Approached for comment, Bobby Liaw, MD, medical director, the Blavatnik Family – Chelsea Medical Center at Mount Sinai, in New York City, told Medscape Medical News: “Mr B did all the right things. He spoke to a urologist, he spoke to a medical oncologist and probably was a bit influenced by his own personal experience with a colleague who had prostate cancer. Ultimately, he made the decision to go for surgery. At the time, it was a reasonable decision. Fast forward a couple of years and the whole landscape changed. It’s not the same playing field.”

Especially in oncology, said Liaw, it’s just the nature of the beast. “There are some areas of medicine that haven’t changed dramatically in the last 10 to 20 years, but oncology is arguably one of the most fast moving fields of medicine.

“And the tough thing with prostate cancer, which has a long natural history, is that our studies take a long time before they mature and we get clear, definitive data,” he told Medscape Medical News.

Echoing this sentiment, Aronowitz and his coauthor say the case of Mr B is not surprising, inasmuch as medical knowledge is constantly changing and many therapeutic decisions are made under conditions of uncertainty and with the knowledge that future studies could upend practice patterns.

“Looping effects” also play a role. This term, Aronowitz and Greene explain, describes the ways in which feedback patterns among diagnoses, treatments, and health behaviors influence prognosis and the natural history of diseases. The knowledge generated by investigation and intervention changes the way people are diagnosed and treated, which in turn transforms the epidemiology and clinical profile of disease itself.

“Careful thought about feedback loops and the contingency of medical knowledge may lead to insight into the social processes that can transform clinical and epidemiologic patterns, magnify fears, and lead to overuse of interventions of negligible value. Such insight underscores that medical knowledge, though contingent, is not arbitrary,” Aronowitz and Greene write.

They encourage clinicians to work to counteract the downsides of looping effects that occur when a diagnosis leads to behavioral change. Renaming cancers and precancers that are unlikely to cause harm if left untreated as “indolent lesions of epithelial origin,” which was recently proposed, “seems like a promising strategy,” they say.

Aronowitz and Greene also encourage clinicians to reduce the spread of “evidence-free” risk-reducing interventions. “The social and biologic effects of medical technologies should be considered carefully when they are first approved and disseminated. By the time Mr B was making his decision, it was too late for him to resist the powerful clinical consensus that PSA screening and radical treatments for screening-detected cancers were helpful practices,” they note.

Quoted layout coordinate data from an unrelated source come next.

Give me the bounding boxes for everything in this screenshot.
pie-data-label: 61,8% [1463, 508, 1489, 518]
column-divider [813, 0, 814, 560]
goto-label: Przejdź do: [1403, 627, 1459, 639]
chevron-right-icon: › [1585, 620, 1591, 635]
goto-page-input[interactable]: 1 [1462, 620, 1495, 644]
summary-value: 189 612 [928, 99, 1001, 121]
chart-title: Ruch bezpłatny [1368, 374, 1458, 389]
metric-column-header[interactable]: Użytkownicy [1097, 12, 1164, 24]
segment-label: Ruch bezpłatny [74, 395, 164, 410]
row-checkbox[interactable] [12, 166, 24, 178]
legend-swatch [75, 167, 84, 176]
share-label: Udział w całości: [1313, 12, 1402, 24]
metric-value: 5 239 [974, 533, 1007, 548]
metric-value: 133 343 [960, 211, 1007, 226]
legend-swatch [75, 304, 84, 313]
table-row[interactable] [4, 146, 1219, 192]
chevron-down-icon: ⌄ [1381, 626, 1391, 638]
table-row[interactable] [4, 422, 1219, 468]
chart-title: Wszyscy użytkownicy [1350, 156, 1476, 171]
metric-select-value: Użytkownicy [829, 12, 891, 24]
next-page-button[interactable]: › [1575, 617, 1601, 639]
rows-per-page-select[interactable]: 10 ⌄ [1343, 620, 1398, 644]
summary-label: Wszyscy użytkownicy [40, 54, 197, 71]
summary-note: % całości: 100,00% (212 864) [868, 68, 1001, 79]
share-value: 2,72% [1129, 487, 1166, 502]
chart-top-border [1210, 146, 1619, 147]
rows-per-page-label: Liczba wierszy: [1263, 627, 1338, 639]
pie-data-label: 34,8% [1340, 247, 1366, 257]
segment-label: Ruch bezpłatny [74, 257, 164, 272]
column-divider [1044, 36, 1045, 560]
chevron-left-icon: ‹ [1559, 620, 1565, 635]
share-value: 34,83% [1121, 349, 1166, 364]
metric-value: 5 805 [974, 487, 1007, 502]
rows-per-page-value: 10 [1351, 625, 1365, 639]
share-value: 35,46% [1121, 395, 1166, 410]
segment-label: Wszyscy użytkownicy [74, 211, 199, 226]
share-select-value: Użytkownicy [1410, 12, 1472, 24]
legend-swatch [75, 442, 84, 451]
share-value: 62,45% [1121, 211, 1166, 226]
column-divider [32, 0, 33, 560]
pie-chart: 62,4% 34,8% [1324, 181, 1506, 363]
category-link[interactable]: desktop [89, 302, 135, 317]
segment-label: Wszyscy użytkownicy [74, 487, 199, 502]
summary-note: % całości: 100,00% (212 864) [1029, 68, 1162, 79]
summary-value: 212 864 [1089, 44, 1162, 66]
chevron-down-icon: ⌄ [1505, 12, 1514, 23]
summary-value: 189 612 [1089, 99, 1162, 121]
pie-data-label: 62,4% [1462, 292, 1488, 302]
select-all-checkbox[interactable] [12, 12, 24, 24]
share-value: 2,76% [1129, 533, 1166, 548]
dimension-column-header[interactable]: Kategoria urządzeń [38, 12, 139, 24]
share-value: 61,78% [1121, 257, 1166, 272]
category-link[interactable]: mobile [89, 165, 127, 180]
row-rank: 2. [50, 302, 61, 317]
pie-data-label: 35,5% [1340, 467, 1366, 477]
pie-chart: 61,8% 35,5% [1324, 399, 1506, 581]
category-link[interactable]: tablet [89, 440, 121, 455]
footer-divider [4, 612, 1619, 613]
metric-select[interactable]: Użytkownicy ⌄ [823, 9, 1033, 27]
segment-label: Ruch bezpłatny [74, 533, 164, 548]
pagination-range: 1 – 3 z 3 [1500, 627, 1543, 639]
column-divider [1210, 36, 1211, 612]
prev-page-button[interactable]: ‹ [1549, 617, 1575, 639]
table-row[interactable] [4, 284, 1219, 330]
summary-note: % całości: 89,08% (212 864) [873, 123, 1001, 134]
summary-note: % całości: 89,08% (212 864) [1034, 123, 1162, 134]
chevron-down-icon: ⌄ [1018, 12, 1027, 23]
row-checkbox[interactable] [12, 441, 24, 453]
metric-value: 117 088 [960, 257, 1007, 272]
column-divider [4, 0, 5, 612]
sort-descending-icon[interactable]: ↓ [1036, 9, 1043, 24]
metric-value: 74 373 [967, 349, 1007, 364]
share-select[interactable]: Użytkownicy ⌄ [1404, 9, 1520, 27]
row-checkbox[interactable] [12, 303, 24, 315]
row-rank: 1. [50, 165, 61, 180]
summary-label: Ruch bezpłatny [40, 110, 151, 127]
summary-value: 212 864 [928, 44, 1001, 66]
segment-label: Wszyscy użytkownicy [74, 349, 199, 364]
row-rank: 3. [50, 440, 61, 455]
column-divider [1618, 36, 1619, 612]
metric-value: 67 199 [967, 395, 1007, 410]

“If we understand how upstream factors beyond biologic efficacy and safety have influenced the diffusion of interventions such as PSA screening, perhaps we will exercise special caution in evaluating the unintended consequences of future tests and treatments — and seek better evidence of efficacy and safety before mass implementation,” they conclude.

Aronowitz, Greene, and Liaw have disclosed no relevant financial relationships.
N Engl J Med.
 Published online September 19, 2019.